Now the Vali-Hi has joined the digital projector age — but at a steep cost — during a time when many of the 368 remaining drive-in theaters in the United States could go dark forever because they can't afford the new technology.
This fall, mandatory conversions that cost $80,000 or more per screen will force the low-profit outdoor theater industry into the worst financial crisis of its storied existence.
"It's sure not something you would do other than you have to stay in business," said O'Neil, who invested $120,000 for his digital conversion and added new speakers and other audio equipment at the 800-vehicle Vali-Hi, the largest outdoor theater in Minnesota.

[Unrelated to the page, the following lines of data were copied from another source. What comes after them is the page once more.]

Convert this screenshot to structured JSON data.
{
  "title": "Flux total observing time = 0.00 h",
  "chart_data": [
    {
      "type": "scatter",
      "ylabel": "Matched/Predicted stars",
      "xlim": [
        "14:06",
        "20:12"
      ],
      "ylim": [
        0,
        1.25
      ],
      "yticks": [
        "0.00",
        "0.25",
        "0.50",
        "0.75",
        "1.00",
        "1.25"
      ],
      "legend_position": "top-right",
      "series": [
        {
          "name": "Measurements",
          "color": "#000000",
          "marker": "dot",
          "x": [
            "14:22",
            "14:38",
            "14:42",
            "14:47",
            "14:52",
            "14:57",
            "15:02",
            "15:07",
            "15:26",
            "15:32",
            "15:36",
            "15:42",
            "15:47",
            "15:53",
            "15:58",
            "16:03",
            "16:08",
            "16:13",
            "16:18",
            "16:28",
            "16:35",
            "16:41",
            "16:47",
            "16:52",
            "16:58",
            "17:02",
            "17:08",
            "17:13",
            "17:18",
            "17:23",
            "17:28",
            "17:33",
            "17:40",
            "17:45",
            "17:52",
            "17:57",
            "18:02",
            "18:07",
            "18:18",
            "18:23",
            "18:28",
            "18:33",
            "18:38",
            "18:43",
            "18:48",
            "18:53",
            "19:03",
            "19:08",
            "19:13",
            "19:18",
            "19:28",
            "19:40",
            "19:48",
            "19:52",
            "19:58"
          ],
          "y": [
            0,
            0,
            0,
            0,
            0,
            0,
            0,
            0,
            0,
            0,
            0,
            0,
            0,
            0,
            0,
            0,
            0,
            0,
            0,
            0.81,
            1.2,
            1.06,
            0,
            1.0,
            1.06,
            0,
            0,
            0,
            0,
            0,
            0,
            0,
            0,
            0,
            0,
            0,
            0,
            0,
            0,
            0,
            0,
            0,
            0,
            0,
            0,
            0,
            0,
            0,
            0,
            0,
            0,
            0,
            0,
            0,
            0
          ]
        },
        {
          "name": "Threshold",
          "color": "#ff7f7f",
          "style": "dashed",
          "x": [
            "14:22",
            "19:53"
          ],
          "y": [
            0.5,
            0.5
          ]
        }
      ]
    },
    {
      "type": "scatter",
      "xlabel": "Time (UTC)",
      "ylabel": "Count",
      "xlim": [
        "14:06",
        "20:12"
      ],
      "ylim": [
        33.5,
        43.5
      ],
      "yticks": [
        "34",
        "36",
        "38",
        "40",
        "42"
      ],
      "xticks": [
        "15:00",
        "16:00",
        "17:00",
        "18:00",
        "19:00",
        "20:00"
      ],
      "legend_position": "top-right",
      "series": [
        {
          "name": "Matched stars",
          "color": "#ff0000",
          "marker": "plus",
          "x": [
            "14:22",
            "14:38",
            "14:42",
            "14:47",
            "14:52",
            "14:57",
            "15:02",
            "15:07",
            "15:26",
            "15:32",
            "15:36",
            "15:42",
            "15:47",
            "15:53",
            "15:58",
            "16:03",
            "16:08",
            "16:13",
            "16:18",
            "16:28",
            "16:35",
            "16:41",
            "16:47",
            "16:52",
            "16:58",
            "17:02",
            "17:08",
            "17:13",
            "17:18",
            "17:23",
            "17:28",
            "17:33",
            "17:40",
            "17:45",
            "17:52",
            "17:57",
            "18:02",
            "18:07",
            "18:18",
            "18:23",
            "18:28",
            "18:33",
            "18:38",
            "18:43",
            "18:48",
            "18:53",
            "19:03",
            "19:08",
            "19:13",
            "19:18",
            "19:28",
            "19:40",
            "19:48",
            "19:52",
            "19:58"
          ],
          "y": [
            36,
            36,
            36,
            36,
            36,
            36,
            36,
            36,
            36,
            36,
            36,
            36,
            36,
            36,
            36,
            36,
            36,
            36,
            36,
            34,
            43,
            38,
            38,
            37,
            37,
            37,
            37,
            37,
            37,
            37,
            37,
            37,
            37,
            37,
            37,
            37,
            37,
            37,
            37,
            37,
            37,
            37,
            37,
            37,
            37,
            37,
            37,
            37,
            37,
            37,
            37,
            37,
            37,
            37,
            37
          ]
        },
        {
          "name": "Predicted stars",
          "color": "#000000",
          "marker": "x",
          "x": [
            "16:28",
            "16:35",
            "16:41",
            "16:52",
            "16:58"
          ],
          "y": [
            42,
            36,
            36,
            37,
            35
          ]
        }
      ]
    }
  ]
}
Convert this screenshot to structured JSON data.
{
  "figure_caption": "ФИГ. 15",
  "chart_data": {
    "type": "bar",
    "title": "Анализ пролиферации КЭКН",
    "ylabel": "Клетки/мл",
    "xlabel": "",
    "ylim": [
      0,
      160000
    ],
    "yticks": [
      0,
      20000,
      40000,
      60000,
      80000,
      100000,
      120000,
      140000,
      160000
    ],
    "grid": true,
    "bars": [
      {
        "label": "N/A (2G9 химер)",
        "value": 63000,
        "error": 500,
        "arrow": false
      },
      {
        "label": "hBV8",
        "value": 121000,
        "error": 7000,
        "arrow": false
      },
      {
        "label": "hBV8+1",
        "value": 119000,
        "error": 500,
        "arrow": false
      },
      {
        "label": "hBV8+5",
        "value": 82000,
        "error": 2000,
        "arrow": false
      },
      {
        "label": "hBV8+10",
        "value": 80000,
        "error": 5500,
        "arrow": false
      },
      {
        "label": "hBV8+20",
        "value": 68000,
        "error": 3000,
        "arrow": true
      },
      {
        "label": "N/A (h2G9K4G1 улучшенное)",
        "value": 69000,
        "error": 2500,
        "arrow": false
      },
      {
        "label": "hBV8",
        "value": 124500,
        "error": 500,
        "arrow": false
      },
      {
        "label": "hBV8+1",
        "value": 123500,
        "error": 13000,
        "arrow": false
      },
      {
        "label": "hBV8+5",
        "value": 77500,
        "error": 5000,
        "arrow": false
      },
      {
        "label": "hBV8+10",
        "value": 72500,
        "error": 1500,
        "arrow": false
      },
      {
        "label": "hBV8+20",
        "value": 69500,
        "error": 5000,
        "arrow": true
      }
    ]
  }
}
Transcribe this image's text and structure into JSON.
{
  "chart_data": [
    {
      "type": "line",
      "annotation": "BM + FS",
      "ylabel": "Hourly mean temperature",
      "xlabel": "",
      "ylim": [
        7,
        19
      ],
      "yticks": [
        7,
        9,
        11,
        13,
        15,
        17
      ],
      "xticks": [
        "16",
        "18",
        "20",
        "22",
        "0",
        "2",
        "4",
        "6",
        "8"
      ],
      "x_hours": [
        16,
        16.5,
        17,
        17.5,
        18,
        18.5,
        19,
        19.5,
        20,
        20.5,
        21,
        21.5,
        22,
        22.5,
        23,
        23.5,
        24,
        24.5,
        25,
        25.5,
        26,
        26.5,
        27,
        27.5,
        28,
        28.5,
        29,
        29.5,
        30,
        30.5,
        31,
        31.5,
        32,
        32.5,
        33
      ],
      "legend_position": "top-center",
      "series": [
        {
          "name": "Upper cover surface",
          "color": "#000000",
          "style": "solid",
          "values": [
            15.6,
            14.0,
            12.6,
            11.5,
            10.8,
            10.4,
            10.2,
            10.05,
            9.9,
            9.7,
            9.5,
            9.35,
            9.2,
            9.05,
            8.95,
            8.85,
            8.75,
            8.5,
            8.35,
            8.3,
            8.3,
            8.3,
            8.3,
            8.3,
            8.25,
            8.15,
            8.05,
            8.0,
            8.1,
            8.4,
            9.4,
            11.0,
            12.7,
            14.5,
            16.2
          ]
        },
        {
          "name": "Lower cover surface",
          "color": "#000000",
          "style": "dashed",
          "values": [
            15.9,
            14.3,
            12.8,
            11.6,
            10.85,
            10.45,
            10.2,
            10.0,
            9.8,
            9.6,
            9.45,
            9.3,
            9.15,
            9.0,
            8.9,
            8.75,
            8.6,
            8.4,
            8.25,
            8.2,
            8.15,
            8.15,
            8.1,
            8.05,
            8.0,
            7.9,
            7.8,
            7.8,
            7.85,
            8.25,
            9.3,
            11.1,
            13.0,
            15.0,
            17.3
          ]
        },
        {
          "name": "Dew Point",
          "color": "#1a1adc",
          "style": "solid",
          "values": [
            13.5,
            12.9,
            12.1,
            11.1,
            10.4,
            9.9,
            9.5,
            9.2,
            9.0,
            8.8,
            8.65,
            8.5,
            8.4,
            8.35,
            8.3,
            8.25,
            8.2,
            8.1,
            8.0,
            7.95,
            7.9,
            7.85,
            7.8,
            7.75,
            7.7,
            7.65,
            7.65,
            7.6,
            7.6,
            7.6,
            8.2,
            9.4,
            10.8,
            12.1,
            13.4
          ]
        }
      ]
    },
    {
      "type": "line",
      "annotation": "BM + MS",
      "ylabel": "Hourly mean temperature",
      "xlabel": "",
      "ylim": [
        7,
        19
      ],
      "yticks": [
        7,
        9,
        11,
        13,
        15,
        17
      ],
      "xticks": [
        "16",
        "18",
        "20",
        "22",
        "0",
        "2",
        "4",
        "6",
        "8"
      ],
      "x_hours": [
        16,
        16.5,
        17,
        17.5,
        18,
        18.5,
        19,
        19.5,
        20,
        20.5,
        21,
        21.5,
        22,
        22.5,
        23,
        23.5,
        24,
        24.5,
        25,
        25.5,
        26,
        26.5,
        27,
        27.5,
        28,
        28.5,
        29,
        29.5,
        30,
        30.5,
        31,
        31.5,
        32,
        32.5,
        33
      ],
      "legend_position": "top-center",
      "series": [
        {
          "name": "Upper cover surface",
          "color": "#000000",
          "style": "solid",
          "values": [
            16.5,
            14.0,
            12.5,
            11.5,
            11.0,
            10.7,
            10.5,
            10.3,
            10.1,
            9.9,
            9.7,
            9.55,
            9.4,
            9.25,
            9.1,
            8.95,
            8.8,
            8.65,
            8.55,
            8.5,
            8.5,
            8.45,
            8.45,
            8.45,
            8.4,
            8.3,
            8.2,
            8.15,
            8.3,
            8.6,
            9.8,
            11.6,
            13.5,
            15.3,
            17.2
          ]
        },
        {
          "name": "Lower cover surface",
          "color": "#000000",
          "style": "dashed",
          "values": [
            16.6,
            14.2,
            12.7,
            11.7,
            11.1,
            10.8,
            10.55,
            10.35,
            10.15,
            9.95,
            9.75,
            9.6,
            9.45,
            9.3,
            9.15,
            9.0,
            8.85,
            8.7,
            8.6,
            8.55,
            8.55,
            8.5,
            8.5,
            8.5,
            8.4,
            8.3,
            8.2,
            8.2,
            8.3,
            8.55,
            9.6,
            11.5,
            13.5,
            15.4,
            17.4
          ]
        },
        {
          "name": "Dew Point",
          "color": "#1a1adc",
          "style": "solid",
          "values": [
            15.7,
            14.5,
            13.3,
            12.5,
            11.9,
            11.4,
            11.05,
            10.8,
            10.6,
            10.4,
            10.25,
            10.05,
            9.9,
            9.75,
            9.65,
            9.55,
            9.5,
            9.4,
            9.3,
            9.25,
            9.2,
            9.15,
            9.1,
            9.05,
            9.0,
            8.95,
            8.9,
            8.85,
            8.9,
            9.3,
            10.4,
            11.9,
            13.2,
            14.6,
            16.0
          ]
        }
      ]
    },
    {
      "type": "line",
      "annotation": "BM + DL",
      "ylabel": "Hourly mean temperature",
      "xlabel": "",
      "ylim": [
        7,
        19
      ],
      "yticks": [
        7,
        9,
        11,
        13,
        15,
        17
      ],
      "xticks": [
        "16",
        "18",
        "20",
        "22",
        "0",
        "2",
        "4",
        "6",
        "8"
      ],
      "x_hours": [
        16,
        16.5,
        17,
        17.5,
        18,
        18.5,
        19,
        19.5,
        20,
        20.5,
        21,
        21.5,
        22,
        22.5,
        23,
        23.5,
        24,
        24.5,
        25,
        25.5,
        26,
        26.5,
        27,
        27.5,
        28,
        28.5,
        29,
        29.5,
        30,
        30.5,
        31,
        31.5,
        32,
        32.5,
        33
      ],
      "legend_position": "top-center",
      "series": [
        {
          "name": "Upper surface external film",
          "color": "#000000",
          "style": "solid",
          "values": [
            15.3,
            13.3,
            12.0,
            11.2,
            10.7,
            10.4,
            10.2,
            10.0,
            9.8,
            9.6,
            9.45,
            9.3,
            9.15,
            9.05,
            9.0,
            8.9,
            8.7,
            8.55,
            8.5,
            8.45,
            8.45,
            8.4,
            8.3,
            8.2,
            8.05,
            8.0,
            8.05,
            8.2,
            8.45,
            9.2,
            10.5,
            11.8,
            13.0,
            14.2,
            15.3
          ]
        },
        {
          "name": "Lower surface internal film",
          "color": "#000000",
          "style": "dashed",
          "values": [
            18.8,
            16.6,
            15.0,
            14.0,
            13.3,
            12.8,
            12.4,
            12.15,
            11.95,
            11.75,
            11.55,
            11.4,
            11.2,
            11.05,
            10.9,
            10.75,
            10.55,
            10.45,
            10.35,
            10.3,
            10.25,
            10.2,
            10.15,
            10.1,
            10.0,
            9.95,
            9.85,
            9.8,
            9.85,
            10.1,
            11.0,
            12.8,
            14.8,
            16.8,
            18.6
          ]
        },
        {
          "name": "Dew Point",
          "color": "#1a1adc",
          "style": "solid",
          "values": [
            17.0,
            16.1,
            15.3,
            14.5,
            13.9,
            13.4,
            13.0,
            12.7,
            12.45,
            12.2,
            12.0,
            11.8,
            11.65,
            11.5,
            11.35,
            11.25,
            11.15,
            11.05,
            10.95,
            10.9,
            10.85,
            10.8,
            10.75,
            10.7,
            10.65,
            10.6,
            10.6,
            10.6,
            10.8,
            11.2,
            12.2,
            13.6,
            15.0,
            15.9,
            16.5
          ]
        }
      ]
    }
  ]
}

Most small-town drive-ins just don't have enough customers, he said, to afford the investment before traditional theater film disappears.
The Vali-Hi is the lone survivor among more than three dozen drive-in theaters that operated in the metro area in the heyday of the drive-in, when kids in pajamas watched movies from the family station wagon and teenagers kissed in the twilight.
The final competitor, the Cottage View in Cottage Grove, closed for good last fall. Since the 1970s, urban sprawl and changing consumer habits have killed more than 80 theaters in the metro area.
O'Neil's family owned three of them — the Flying Cloud in Eden Prairie, the 65 Hi in Blaine and the St. Croix Hilltop near Stillwater on the Wisconsin side of the St. Croix River. He grew up in the drive-in business and has watched a succession of cultural and financial trends such as video stores, indoor megatheaters and on-demand streaming disable an industry known for its nostalgia.
"Now you add the digital projection problem to the list," O'Neil said. "Nobody really knows at this point how long they're going to last. It's a new thing and it's all electronic, so in 10 years it could be obsolete or not worth fixing anymore."